No hay riesgo de asalto, de un accidente porque el conductor de un tráiler se durmió, no hay retén militar en el cual te extorsionan o te desaparecen, no hay horas infinitas desperdiciadas en la espera de un avión, no hay asientos minúsculos de los cuales no te puedes levantar. Es el viaje en tren. Te levantas, caminas, platicas, estás seguro. Así es como se debería viajar en un país inmenso como México, pero durante décadas se ha obligado a la gente a viajar en medios de transporte absurdos, peligrosos, contaminantes, inseguros.
Pronto estarán activos los trenes de siete coches, me dice mi fuente, que los van a armar en Cancún.

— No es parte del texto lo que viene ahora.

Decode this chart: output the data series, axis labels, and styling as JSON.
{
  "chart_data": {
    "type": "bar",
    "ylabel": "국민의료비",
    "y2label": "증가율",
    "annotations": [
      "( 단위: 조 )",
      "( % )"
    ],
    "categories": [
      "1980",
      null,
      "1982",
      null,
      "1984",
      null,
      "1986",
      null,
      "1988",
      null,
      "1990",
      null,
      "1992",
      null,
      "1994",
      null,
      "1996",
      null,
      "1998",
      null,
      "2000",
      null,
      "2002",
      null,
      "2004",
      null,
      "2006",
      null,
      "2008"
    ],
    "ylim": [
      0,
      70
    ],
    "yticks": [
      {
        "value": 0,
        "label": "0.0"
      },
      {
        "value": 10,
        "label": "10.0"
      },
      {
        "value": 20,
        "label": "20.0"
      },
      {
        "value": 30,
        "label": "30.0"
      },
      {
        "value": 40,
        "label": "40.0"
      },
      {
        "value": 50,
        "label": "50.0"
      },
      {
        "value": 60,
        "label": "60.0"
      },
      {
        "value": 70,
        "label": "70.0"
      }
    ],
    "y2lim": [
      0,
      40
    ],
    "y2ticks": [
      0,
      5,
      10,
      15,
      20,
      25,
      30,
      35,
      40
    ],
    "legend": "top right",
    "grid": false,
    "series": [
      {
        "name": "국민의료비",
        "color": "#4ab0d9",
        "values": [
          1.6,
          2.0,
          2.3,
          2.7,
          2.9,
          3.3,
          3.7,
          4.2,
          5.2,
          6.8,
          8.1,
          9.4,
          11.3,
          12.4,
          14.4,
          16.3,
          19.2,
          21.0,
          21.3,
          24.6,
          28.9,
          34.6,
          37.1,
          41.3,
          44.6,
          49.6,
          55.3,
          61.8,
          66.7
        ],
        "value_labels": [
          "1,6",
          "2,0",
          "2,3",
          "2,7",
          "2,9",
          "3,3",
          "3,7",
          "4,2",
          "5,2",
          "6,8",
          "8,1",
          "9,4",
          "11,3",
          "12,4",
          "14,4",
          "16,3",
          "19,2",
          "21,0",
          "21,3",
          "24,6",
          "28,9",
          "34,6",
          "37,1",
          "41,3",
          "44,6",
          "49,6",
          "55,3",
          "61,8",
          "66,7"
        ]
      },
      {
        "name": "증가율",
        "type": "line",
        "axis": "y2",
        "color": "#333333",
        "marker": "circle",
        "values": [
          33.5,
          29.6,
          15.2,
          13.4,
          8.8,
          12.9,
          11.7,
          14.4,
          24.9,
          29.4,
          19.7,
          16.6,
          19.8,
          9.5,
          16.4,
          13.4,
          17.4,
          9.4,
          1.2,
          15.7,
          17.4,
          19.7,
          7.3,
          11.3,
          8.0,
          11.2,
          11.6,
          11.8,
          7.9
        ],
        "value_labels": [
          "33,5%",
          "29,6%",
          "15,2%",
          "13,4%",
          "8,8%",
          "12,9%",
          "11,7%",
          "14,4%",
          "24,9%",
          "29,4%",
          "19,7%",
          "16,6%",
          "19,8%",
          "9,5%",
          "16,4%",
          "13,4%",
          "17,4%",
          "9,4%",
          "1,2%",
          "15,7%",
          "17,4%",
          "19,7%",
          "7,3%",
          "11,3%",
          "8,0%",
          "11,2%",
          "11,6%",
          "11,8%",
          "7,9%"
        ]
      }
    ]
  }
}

También me dijo que se va a pasar de los diez a los 42 trenes en los próximos meses. Se construyen en la fábrica de la empresa francesa Alstom en Ciudad Sahagún, y luego se llevan a Cancún para empezar a viajar. Este es un tren diésel, pero pronto se pasará a los duales en cuanto se electrifiquen las vías. Después llegarán los totalmente eléctricos. Cuando le pregunté en qué momento estará lista la ruta al cien por ciento, me mira pensativo.
—Para que quede bien-bien, sin fallas, que ya se tengan todos los equipos, unos tres años.
Me quedé desconcertado. Cómo que fallas. Así que le pregunté.
—¿Qué tipo de fallas tiene ahora?
—Como hace mucho calor, se sobrecalientan los motores, entonces están buscando la manera de cómo enfriarlos mejor. Si los motores fallan, empieza a fallar el aire acondicionado, por ejemplo.
—Y las fallas de los motores, ¿quién las arregla?
— Personal técnico de Alstom, el fabricante. Ellos van en la cabina trasera y van monitoreando. Si pasa algo, por ejemplo, hacen que se reinicie el tren.
Instintivamente pensé en el técnico de computadoras de los años noventa que para arreglarte la máquina se arrodillaba y con cara de confianza apagaba todo y lo volvía a reiniciar. Problema resuelto. Le pregunté su opinión sobre el controversial tema de la destrucción de ecosistemas para la construcción del ferrocarril.
— Pues como todo. Para el progreso y desarrollo se tiene que sacrificar algo. ¿Pero ves esas banderitas rojas a los lados de la vía? Son arbolitos que la Sedena [Secretaría de la Defensa Nacional] está plantando para reforestar.
Los arbolitos estaban, en efecto. ¿Pero serán suficientes?
Así termina el viaje en la selva maya
Vamos llegando a Tenosique, faltan quince minutos para las siete y, en la penumbra incipiente, veo olas lejanas y majestuosas que se estrellan contra la orilla del monte. Necesito unos momentos para entender que se trata de nubes lejanas que se acomodan a la falda de las montañas, inmersas en la neblina de esta tarde de julio.
Por aquí pasa también La Bestia y durante años fue el único tren que transportaba migrantes en su techo. El Tren Maya pasa en medio de unas casas. Un barrio popular se va iluminando con la llegada de la noche. Cuatro hombres trabajan en el motor de una camioneta. Los hombres se detienen, serios, levantan las manos y saludan a estas caras asomadas por las ventanas.
También saludan dos señoras que platican en la banqueta pocos metros después. Luego la vía sube y el tren pasa más arriba del nivel de la calle, ahí abajo los transeúntes levantan la mirada. Todos, por unos momentos, dejan sus ocupaciones y voltean hacia arriba, sonríen, saludan. Está pasando el Tren Maya.
A la salida de la ciudad, antes de que caiga la noche, una docena de niños con camisetas de colores fuertes se despiden del ‘caballo de fuego’ brincando, muriéndose de la risa y lanzando las manos arriba, lo más arriba que se pueda.
Al final logro encontrar un taxi que me lleva a un hotel en medio de la selva de Palenque. Durante la noche escucho ruidos asombrosos desde la cima de los árboles, como de leones enojados. Al día siguiente me entero eran saraguatos, monos aulladores, muy bonitos y no más grandes que un perro, pero con un vozarrón turbador.
¿Qué me quisieron decir los changos? Quizás que no todo es como parece y a veces es mejor ver las cosas con nuestros ojos, en lugar de creerse los ruidos de la noche.